Not only that, but by coating Ammonium Nitrate with CCB’s, Taulbee adds that it keeps the chemical in the hands of farmers - a big plus in Kentucky’s agricultural picture. “There’s been a big push to have AN regulated or eliminated, but the testing we did and our findings lessens the chance of doing away with Ammonium Nitrate. This is important to Kentucky’s farmers, especially with those who grow tobacco and small vegetable crops.”

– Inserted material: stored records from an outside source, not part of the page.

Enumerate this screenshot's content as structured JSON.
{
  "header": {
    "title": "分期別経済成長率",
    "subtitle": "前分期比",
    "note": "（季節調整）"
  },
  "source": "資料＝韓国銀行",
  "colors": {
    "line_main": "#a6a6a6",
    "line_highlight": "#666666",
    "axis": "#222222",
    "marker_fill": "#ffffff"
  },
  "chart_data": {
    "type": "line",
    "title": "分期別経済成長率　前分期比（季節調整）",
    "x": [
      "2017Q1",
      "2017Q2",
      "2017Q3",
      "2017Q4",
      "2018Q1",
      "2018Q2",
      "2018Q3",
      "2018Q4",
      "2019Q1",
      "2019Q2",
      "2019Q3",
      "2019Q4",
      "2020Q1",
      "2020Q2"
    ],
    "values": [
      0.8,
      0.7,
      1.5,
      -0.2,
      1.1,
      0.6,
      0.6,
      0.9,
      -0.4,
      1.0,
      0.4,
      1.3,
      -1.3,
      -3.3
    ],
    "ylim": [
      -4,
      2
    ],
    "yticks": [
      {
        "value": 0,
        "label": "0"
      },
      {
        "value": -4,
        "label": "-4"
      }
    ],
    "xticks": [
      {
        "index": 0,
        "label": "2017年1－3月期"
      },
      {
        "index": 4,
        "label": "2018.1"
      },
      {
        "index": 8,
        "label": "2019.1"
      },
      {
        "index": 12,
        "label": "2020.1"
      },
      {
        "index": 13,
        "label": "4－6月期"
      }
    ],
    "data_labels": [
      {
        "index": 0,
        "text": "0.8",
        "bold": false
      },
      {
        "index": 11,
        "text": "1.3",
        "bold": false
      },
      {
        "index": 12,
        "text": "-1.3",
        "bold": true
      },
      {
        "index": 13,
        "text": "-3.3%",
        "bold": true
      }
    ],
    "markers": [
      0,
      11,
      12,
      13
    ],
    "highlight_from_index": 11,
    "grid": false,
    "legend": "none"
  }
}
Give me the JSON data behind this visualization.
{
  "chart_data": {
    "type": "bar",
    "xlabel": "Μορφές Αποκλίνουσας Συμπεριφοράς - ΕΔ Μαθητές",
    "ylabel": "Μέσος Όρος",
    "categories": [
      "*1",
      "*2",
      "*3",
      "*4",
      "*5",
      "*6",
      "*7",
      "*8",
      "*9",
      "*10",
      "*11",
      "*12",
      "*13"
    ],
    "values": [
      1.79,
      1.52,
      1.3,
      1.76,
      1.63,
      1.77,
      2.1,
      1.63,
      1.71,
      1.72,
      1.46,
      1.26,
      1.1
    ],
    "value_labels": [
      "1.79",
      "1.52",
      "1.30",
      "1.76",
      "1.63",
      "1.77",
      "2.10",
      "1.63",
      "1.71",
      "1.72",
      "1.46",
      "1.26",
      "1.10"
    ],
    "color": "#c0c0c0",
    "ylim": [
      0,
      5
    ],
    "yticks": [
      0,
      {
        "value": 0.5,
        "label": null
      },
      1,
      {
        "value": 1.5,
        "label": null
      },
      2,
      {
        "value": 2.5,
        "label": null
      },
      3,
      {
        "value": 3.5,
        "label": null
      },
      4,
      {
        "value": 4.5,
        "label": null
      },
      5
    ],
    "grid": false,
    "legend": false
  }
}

The testing was completed last November, and now Taulbee has filed for a patent, so it can be put to use by the public. Now that the results have shown the risk of explosions from AN reduced, Taulbee laughed and looked back at the time spent up Frozen with his fellow scientists. “Those guys I took up there on the family farm were amazed. They never saw anything like the woods and the hillsides we have here. It was entirely a complete turnaround from the city life of Lexington.”
A 1970 graduate of Breathitt High School, Taulbee got his Bachelor of Science degree from Centre College in Danville in 1974; a Master of Science degree from the University of Kentucky in 1986; and a PhD in Analytical Chemistry from UK in 1994. He’s a member of the American Chemical Society, Division of Fuel Chemistry and Division of Geochemistry; as well as a member of the Board of Directors of the Institute for Briquetting and Agglomeration, and has been honored with several awards.
Probably the most rewarding part of Taulbee’s life is being husband to the former Helen Johnson (a 1971 BHS graduate) and the father of two children - a son that recently graduated from Transylvania University in Lexington, and a daughter now attending Centre College. And while they call Frankfort home, there’s still the Taulbee family farm at Frozen - a place where Darrell and Helen occasionally go back to for the weekend. It gives them a taste of the mountain life they once knew and cherish today. It also gives, as Darrell puts it, “a chance to burn off some stress, by four-wheeling in the woods.”